使用语言能力考试测试低资源语言在LLM中的支持:卢森堡语案例研究

Testing Low-Resource Language Support in LLMs Using Language Proficiency Exams: the Case of Luxembourgish

摘要 Abstract

大型语言模型(LLMs)已成为学术界和社会的重要工具。尽管LLMs被全球专家和普通用户广泛使用,但它们的研发主要面向英语使用者,在英语和其他广泛使用的语言上表现良好,而像卢森堡语这样资源匮乏的语言则被视为次要优先事项。这种忽视也反映在可用评估工具和数据集的稀缺性上。本研究调查了语言能力考试作为卢森堡语评估工具的可行性,发现大型模型如ChatGPT、Claude和DeepSeek-R1通常能获得高分,而小型模型的表现较弱。我们还发现,这类语言考试中的表现可以预测其他自然语言处理(NLP)任务中的表现。

Large Language Models (LLMs) have become an increasingly important tool in research and society at large.
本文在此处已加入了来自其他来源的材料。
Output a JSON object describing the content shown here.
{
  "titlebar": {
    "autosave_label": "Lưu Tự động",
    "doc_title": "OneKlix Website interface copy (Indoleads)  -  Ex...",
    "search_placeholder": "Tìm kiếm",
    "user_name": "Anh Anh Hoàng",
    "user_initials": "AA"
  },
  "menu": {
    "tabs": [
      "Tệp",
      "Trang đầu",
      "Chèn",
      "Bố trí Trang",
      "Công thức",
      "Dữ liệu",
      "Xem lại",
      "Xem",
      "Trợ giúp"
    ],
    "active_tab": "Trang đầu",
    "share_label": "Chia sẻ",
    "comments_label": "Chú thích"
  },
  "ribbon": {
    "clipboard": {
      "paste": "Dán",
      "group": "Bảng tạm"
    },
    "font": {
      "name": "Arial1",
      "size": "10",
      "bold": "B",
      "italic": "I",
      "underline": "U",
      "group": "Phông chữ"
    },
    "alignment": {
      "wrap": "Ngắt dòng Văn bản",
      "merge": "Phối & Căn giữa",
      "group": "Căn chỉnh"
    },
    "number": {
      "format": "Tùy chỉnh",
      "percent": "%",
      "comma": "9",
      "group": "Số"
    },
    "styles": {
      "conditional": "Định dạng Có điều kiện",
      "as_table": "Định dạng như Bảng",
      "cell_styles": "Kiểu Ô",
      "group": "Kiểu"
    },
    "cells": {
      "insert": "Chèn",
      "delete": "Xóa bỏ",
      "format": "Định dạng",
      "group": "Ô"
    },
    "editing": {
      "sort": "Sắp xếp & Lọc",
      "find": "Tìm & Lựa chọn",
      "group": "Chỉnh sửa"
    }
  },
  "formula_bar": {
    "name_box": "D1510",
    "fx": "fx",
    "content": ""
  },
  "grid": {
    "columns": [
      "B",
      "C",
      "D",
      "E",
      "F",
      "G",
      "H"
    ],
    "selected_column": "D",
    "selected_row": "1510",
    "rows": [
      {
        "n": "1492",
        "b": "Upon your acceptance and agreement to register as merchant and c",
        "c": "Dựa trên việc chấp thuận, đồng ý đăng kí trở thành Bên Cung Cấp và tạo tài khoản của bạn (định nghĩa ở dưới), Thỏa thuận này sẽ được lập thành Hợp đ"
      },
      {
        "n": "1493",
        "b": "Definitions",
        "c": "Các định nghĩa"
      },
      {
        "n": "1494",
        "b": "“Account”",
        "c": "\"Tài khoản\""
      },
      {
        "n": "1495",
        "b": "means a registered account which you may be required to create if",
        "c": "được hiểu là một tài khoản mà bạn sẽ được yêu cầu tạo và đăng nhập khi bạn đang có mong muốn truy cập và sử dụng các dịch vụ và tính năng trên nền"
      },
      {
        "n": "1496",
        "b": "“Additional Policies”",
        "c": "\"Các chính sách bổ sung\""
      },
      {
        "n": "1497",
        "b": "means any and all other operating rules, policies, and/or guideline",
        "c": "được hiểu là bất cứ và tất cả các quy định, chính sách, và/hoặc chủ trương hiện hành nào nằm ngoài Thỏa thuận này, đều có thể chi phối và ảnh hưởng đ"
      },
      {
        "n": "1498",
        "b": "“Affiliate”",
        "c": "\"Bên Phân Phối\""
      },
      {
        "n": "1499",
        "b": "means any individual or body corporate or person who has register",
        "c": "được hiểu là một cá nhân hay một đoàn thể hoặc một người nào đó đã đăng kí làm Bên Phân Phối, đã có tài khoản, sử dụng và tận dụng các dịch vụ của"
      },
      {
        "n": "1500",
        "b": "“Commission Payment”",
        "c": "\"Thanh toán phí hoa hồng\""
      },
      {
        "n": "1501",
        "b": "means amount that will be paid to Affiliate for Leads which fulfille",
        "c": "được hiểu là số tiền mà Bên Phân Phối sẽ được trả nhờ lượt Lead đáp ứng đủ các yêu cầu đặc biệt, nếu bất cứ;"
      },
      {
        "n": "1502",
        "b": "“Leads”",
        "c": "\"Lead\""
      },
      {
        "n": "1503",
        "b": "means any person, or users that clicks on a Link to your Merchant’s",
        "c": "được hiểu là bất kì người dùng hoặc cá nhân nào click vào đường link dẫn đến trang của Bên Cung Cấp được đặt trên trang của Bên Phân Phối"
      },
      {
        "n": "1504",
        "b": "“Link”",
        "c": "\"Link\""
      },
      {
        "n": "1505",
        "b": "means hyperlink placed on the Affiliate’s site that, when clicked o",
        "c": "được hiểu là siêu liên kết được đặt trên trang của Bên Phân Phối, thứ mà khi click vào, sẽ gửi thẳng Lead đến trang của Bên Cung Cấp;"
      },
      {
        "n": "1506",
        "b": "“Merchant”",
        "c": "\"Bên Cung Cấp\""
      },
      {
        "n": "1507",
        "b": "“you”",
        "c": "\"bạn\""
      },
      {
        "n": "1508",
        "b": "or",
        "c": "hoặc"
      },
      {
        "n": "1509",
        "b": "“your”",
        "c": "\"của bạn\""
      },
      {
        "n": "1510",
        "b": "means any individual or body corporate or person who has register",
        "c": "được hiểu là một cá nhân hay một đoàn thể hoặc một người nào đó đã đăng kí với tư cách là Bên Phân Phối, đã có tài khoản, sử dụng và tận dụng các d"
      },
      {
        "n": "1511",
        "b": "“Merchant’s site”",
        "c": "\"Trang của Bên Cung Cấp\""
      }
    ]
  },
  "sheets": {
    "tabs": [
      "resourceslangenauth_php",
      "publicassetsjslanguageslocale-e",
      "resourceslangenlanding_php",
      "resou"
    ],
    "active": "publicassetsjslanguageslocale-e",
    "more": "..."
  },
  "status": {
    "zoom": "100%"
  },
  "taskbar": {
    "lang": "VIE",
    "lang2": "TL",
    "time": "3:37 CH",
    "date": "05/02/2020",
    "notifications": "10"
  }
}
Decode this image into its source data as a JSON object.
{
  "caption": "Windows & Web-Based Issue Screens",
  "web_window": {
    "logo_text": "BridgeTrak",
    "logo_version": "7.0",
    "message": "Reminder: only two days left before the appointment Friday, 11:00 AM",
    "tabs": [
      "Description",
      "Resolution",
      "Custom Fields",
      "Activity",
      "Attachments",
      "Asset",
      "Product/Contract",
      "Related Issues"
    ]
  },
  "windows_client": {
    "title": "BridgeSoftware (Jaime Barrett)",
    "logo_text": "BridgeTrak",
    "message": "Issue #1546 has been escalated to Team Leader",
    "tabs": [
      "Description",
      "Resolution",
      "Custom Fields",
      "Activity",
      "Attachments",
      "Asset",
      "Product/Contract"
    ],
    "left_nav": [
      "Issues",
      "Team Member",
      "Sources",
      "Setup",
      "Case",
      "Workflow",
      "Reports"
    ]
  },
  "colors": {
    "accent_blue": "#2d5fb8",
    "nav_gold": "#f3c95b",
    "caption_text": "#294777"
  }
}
While LLMs are regularly used all over the world by experts and lay-people alike, they are predominantly developed with English-speaking users in mind, performing well in English and other wide-spread languages while less-resourced languages such as Luxembourgish are seen as a lower priority. This lack of attention is also reflected in the sparsity of available evaluation tools and datasets. In this study, we investigate the viability of language proficiency exams as such evaluation tools for the Luxembourgish language. We find that large models such as ChatGPT, Claude and DeepSeek-R1 typically achieve high scores, while smaller models show weak performances. We also find that the performances in such language exams can be used to predict performances in other NLP tasks.